Using VSWR or Return loss is a practical idea to avoid the dynamic range
issue. Connect a 50 load to both the antenna port and the opposite input.
Connect the NanoVNA to the input port of the duplexer with the NanoVNA set
to S11 with either both or either VSWR or Return loss.the VSWR or Return
loss will increase at the point of the resonance or notch. I use this
method more than the through method. Of course once tuned you can use the
through method to determine the loss at the pass frequency.
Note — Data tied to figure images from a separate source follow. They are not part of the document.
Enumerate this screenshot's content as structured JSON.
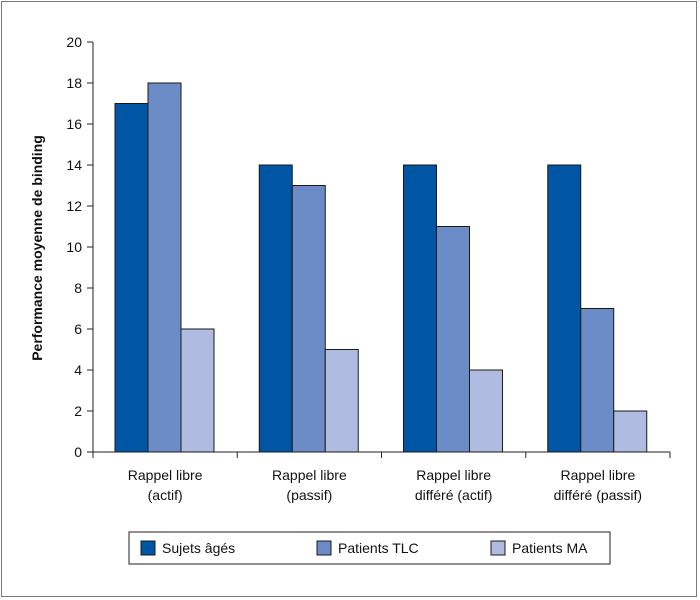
{
  "chart_data": {
    "type": "bar",
    "ylabel": "Performance moyenne de binding",
    "ylim": [
      0,
      20
    ],
    "yticks": [
      0,
      2,
      4,
      6,
      8,
      10,
      12,
      14,
      16,
      18,
      20
    ],
    "grid": false,
    "legend_position": "bottom",
    "categories": [
      [
        "Rappel libre",
        "(actif)"
      ],
      [
        "Rappel libre",
        "(passif)"
      ],
      [
        "Rappel libre",
        "différé (actif)"
      ],
      [
        "Rappel libre",
        "différé (passif)"
      ]
    ],
    "series": [
      {
        "name": "Sujets âgés",
        "color": "#0055a4",
        "values": [
          17,
          14,
          14,
          14
        ]
      },
      {
        "name": "Patients TLC",
        "color": "#6c8cc8",
        "values": [
          18,
          13,
          11,
          7
        ]
      },
      {
        "name": "Patients MA",
        "color": "#b0bbe2",
        "values": [
          6,
          5,
          4,
          2
        ]
      }
    ]
  }
}
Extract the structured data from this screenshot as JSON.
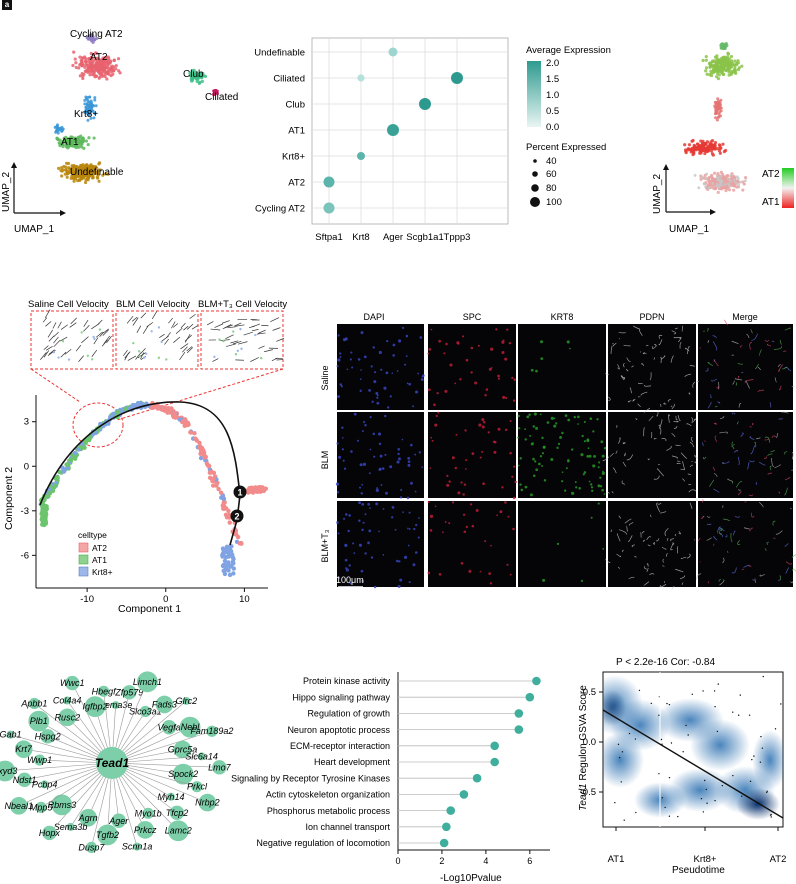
{
  "panel_letter": "a",
  "umapA": {
    "xlabel": "UMAP_1",
    "ylabel": "UMAP_2",
    "labels": [
      "Cycling AT2",
      "AT2",
      "Club",
      "Ciliated",
      "Krt8+",
      "AT1",
      "Undefinable"
    ],
    "colors": {
      "cycling": "#8e7cc3",
      "at2": "#e8636e",
      "club": "#3bbf86",
      "ciliated": "#c2185b",
      "krt8": "#3a96d8",
      "at1": "#5cb85c",
      "undef": "#b8860b"
    }
  },
  "dotplot": {
    "genes": [
      "Sftpa1",
      "Krt8",
      "Ager",
      "Scgb1a1",
      "Tppp3"
    ],
    "celltypes": [
      "Undefinable",
      "Ciliated",
      "Club",
      "AT1",
      "Krt8+",
      "AT2",
      "Cycling AT2"
    ],
    "legend_expr_title": "Average Expression",
    "legend_expr_ticks": [
      "2.0",
      "1.5",
      "1.0",
      "0.5",
      "0.0"
    ],
    "legend_pct_title": "Percent Expressed",
    "legend_pct_ticks": [
      "40",
      "60",
      "80",
      "100"
    ]
  },
  "umapC": {
    "xlabel": "UMAP_1",
    "ylabel": "UMAP_2",
    "legend_top": "AT2",
    "legend_bottom": "AT1"
  },
  "trajectory": {
    "insets": [
      "Saline Cell Velocity",
      "BLM Cell Velocity",
      "BLM+T₃ Cell Velocity"
    ],
    "xlabel": "Component 1",
    "ylabel": "Component 2",
    "xticks": [
      "-10",
      "0",
      "10"
    ],
    "yticks": [
      "3",
      "0",
      "-3",
      "-6"
    ],
    "legend_title": "celltype",
    "legend": [
      {
        "name": "AT2",
        "color": "#f4a6a6"
      },
      {
        "name": "AT1",
        "color": "#8fd18f"
      },
      {
        "name": "Krt8+",
        "color": "#9db8e8"
      }
    ],
    "branch_points": [
      "1",
      "2"
    ]
  },
  "microscopy": {
    "columns": [
      "DAPI",
      "SPC",
      "KRT8",
      "PDPN",
      "Merge"
    ],
    "rows": [
      "Saline",
      "BLM",
      "BLM+T₃"
    ],
    "scalebar": "100μm"
  },
  "network": {
    "hub": "Tead1",
    "genes": [
      "Sema3e",
      "Zfp579",
      "Limch1",
      "Slco3a1",
      "Fads3",
      "Glrc2",
      "Vegfa",
      "Nebl",
      "Fam189a2",
      "Gprc5a",
      "Slc6a14",
      "Lmo7",
      "Spock2",
      "Prkcl",
      "Nrbp2",
      "Myh14",
      "Tfcp2",
      "Lamc2",
      "Myo1b",
      "Prkcz",
      "Scnn1a",
      "Ager",
      "Tgfb2",
      "Dusp7",
      "Agrn",
      "Sema3b",
      "Hopx",
      "Rbms3",
      "Mpp5",
      "Nbeal1",
      "Pcbp4",
      "Ndst1",
      "Fxyd3",
      "Wwp1",
      "Krt7",
      "Gab1",
      "Hspg2",
      "Plb1",
      "Apbb1",
      "Rusc2",
      "Col4a4",
      "Wwc1",
      "Igfbp2",
      "Hbegf"
    ]
  },
  "chart_data": [
    {
      "type": "scatter",
      "title": "",
      "xlabel": "-Log10Pvalue",
      "ylabel": "",
      "xticks": [
        "0",
        "2",
        "4",
        "6"
      ],
      "xlim": [
        0,
        6.6
      ],
      "categories": [
        "Protein kinase activity",
        "Hippo signaling pathway",
        "Regulation of growth",
        "Neuron apoptotic process",
        "ECM-receptor interaction",
        "Heart development",
        "Signaling by Receptor Tyrosine Kinases",
        "Actin cytoskeleton organization",
        "Phosphorus metabolic process",
        "Ion channel transport",
        "Negative regulation of locomotion"
      ],
      "values": [
        6.3,
        6.0,
        5.5,
        5.5,
        4.4,
        4.4,
        3.6,
        3.0,
        2.4,
        2.2,
        2.1
      ]
    },
    {
      "type": "heatmap",
      "title": "P < 2.2e-16 Cor: -0.84",
      "xlabel": "Pseudotime",
      "ylabel_gene": "Tead1",
      "ylabel_rest": " Regulon GSVA Score",
      "xticks": [
        "AT1",
        "Krt8+",
        "AT2"
      ],
      "yticks": [
        "0.5",
        "0.0",
        "-0.5"
      ],
      "ylim": [
        -0.85,
        0.7
      ]
    }
  ]
}
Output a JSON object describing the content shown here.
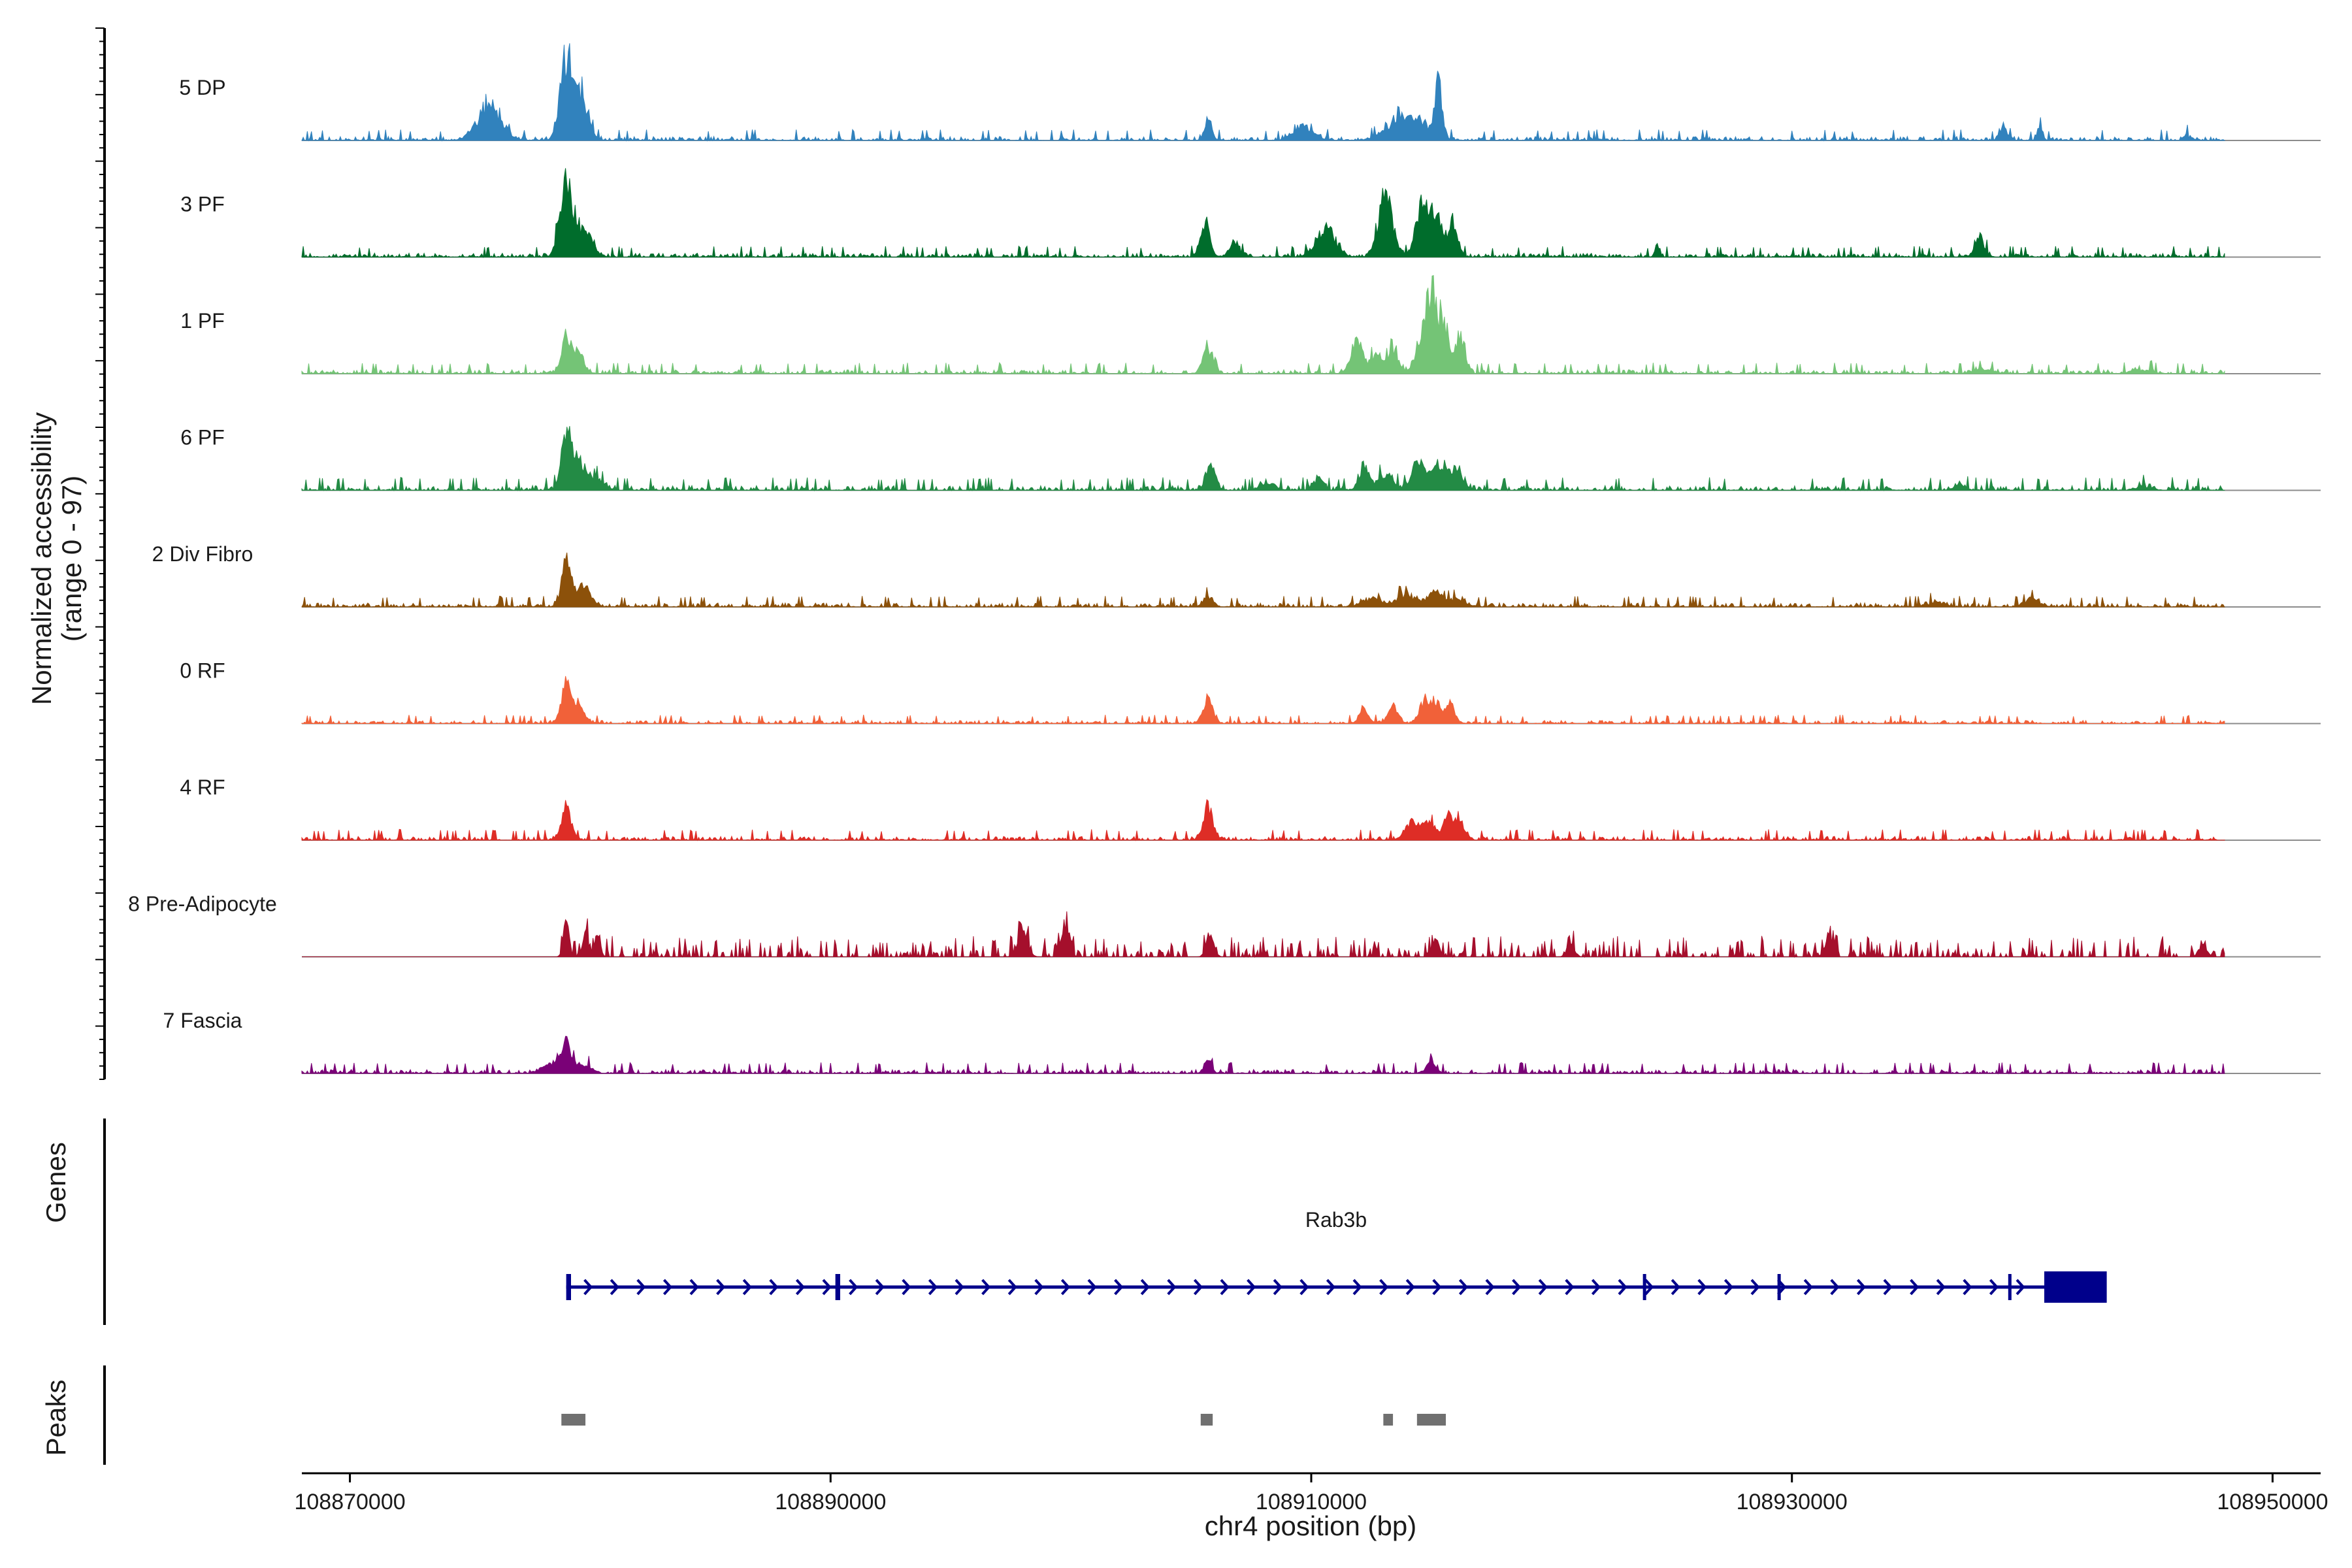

I was also thinking about using a low noise broadband amplifier as stated
by W8LM.
*Clyde K. Spencer*
On Thu, Feb 11, 2021 at 11:13 AM Larry Macionski via groups.io <am_fm_radio=
[email protected]> wrote:
55 years as a ham, and years ago, hams made due with what they had and all
they had to tune duplexers was it's transmitter and receiver, a step
attenuator, another 2way radio, Dummy loads and a good VOM. There is a
procedure to do it like hat in an old ARRL Repeater Handbook Circa 1980.
Last January I tuned a old pair of WACO duplexers. with my NanoVNA. All
fine since. Since you have no experience... CHECK the duplexers 1st before
you start screwing around. READ up on everything on repeaters. Go to this
site and download the white paper on "ANTENNA DUPLEXERS".. Print it and
read it twice.
EMR is one of the oldest, most trusted in the business.. The Founder was a
ham and knew his stuff..
A setup to check --NOTE CHECK--- a duplexer.. #1. carefully calibrate
NanoVNA for 3-4 megs around the frequencies of interest. Rough pictorial
but you should get the drift of how to connect.
------------------ ch0
NanoVNA ch1-------------------------
|
|
------------------CAN-------CAN------CAN--------------- |
CAN CAN CAN | |
CAN CAN CAN | |
+-----------
|
|
50 OHM DUMMY LOAD
------------------CAN-------CAN------CAN---------------
CAN CAN CAN
CAN CAN CAN
Set your marker frequencies for repeater input and output frequencies
set display to make 2-3 passes 101 points X3..... as the plot bottoms out,
at -50- -60 dB, the curve will get ragged there. You want the marker to be
in the middle of the ragged area. I have not tried it yet, but I did buy a
$5-10 20dB 0-2Ghz broad band amplifier, to install in the CH0 line to see
if I can "raise" the plot to more accurately adjust the notch. Think of
CH0 as a transmitter and CH1 as a receiver.
I also used this setup to measure SWR at inputs.
Swapping CH0 with the dummy load, will test both sides of the duplexer...
I used VNA saver as you can increase the number of points on a plot to
X8.. all thought the sweep is slower. You can save your plots to a file or
print them out. more practical than the NanoVNA alone.